Aber als ihr der Gedanke so durch den Kopf ging, dachte sie dabei an etwas anders; daran, dass ihre Familie vor 2 Wochen noch heil war; dass alles gut war und sie daran keinen Gedanken verschwunden musste. Und dann kam dieser eine Anruf, der alles veränderte. Dieser eine Anruf, bei dem ihre Mutter kreidebleich im Flur lauschte, was die Stimme aus dem Telefonhörer ihr erzählte, bis sie den Hörer fallen ließ, mit einem Gesichtsausdruck, den Lisa nicht deuten konnte; als würde ihrer Mutter nicht wissen, ob sie jetzt lachen oder weinen sollte und ihr dennoch die Tränen ins Gesicht schossen, während sie ins Wohnzimmer sprintete, ohne abzuwarten, was die Stimme aus dem Hörer noch zu erzählen hatte. Und im Wohnzimmer, da war Vati, der garnicht wusste, wie ihm eigentlich geschah, als Mum ihn anbrüllte, was er für ein verlogener Schuft, für ein Schwein sei und wie er ihr das antun könne.

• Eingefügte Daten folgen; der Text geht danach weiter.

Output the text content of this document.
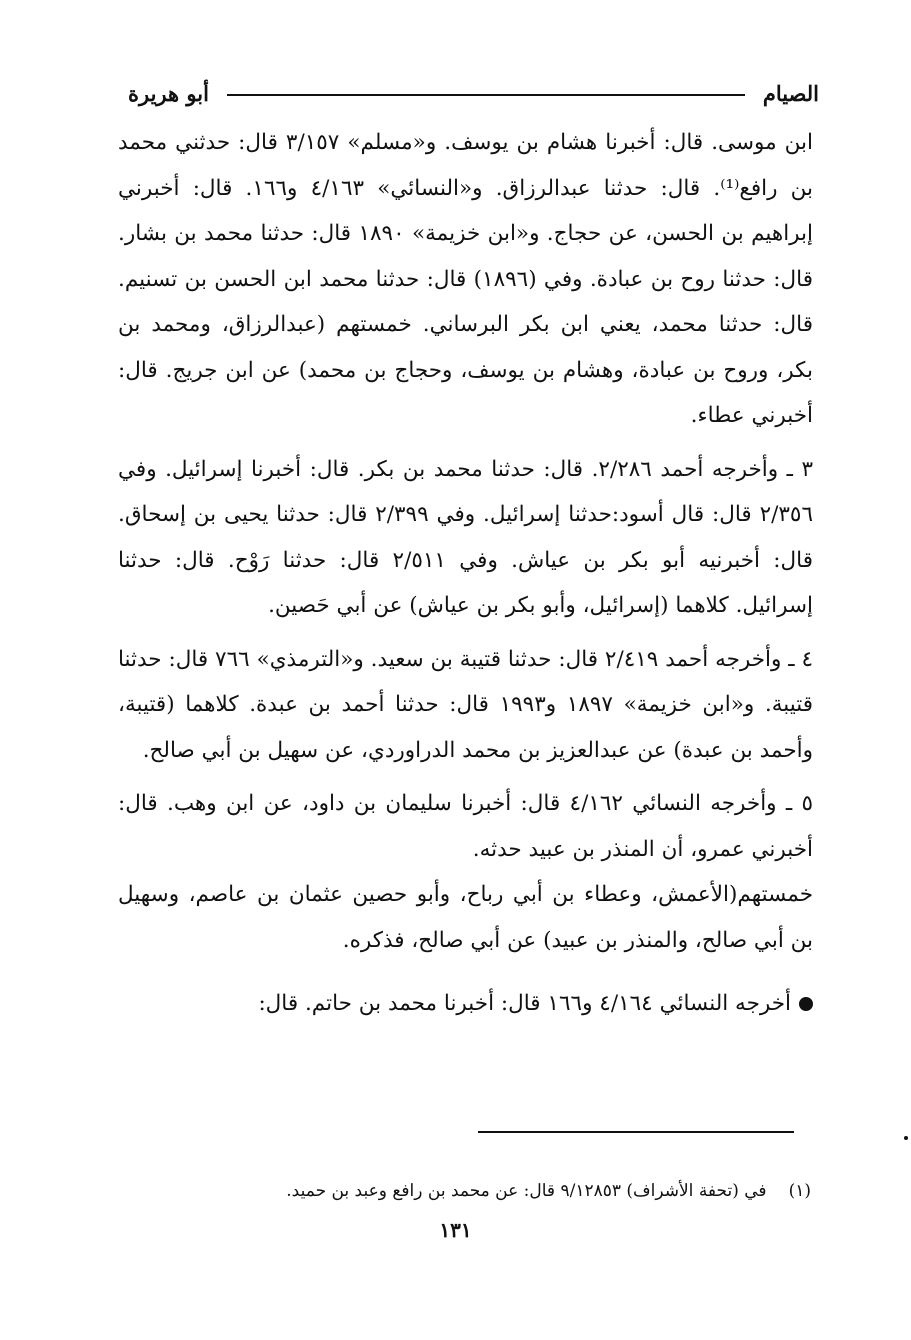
الصيام
أبو هريرة

ابن موسى. قال: أخبرنا هشام بن يوسف. و«مسلم» ٣/١٥٧ قال: حدثني محمد بن رافع⁽¹⁾. قال: حدثنا عبدالرزاق. و«النسائي» ٤/١٦٣ و١٦٦. قال: أخبرني إبراهيم بن الحسن، عن حجاج. و«ابن خزيمة» ١٨٩٠ قال: حدثنا محمد بن بشار. قال: حدثنا روح بن عبادة. وفي (١٨٩٦) قال: حدثنا محمد ابن الحسن بن تسنيم. قال: حدثنا محمد، يعني ابن بكر البرساني. خمستهم (عبدالرزاق، ومحمد بن بكر، وروح بن عبادة، وهشام بن يوسف، وحجاج بن محمد) عن ابن جريج. قال: أخبرني عطاء.

٣ ـ وأخرجه أحمد ٢/٢٨٦. قال: حدثنا محمد بن بكر. قال: أخبرنا إسرائيل. وفي ٢/٣٥٦ قال: قال أسود:حدثنا إسرائيل. وفي ٢/٣٩٩ قال: حدثنا يحيى بن إسحاق. قال: أخبرنيه أبو بكر بن عياش. وفي ٢/٥١١ قال: حدثنا رَوْح. قال: حدثنا إسرائيل. كلاهما (إسرائيل، وأبو بكر بن عياش) عن أبي حَصين.

٤ ـ وأخرجه أحمد ٢/٤١٩ قال: حدثنا قتيبة بن سعيد. و«الترمذي» ٧٦٦ قال: حدثنا قتيبة. و«ابن خزيمة» ١٨٩٧ و١٩٩٣ قال: حدثنا أحمد بن عبدة. كلاهما (قتيبة، وأحمد بن عبدة) عن عبدالعزيز بن محمد الدراوردي، عن سهيل بن أبي صالح.

٥ ـ وأخرجه النسائي ٤/١٦٢ قال: أخبرنا سليمان بن داود، عن ابن وهب. قال: أخبرني عمرو، أن المنذر بن عبيد حدثه.

خمستهم(الأعمش، وعطاء بن أبي رباح، وأبو حصين عثمان بن عاصم، وسهيل بن أبي صالح، والمنذر بن عبيد) عن أبي صالح، فذكره.

أخرجه النسائي ٤/١٦٤ و١٦٦ قال: أخبرنا محمد بن حاتم. قال:

(١)في (تحفة الأشراف) ٩/١٢٨٥٣ قال: عن محمد بن رافع وعبد بن حميد.
١٣١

Zwei Wochen ist das jetzt her und nun hat sich alles geändert, das ging so unfassbar schnell. Über einen Bekannten fand sie eine Wohnung, die gerade leer stand, ein paar dutzend Kilometer weit weg, in der kleinen Stadt, in die Mum immer zum Arbeiten pendelte; der Vermieter ließ mit sich reden und war sehr betrübt über den Vorfall - so konnte der Umzug schnell von der Bühne gehen. Lisa war natürlich sehr betrübt, denn nun wusste sie auch nicht mehr, wo sie eigentlich steht… aber eines ist sicher, nachdem “Dad” ihre Mum so schamlos betrogen hat, mit einer anderen, so würde Lisa ihm auch nicht mehr vertrauen können. Wer weiß, wie oft sie schon von “Dad” angelogen wurde und er sich vielleicht in Wahrheit über sie lustig mache, wenn sie ihre kindlichen, pubertären Probleme hatte und ihr Weh klagte; früher war er für sie der verständnisvollste und beste Dad der ganzen Welt. Und was wäre, wenn dieser Lustmolch auch noch… nein, daran mag sie garnicht denken. Also war klar, bei “ihm” konnte sie auch nicht mehr wohnen - aber erst jetzt wurde ihr so langsam klar, was diese Entscheidung für Konsequenzen hatte. Immerhin würde sie nun ihre Freunde nicht mehr jeden Tag sehen, nicht mehr mit ihnen lachen und - zumindest, wie es die Erwachsenene sehen - Unfug treiben können.
Und ausserdem, wer weiß, was sie in der neuen Schule alles erwarten würde; eigentlich würde sie das am liebsten garnicht wissen wollen. Viel lieber würde sie im Bett liegen bleiben wollen - es ist eh gerade so schön kuschelig warm und schön. “Warum findet man eigentlich immer die beste Schlafposition dann, wenn man aufstehen muss!” grummelte sie in Gedanken vor sich her… muss sie wirklich? Was würde eigentlich passieren, wenn sie jetzt einfach liegen bliebe. Aber bei dem Licht, das durchs Fenster in das noch spärlich eingerichtete Teenie-Zimmer hindurchschien, das würde sich schwierig gestalten, wieder einzuschlafen. Und ausserdem - wie “Assi” wäre das denn, den ganzen Vormittag zu pennen - ihre alten Freunde - Christopher, Katja, Nadja - die würden sie ziemlich auslachen dafür.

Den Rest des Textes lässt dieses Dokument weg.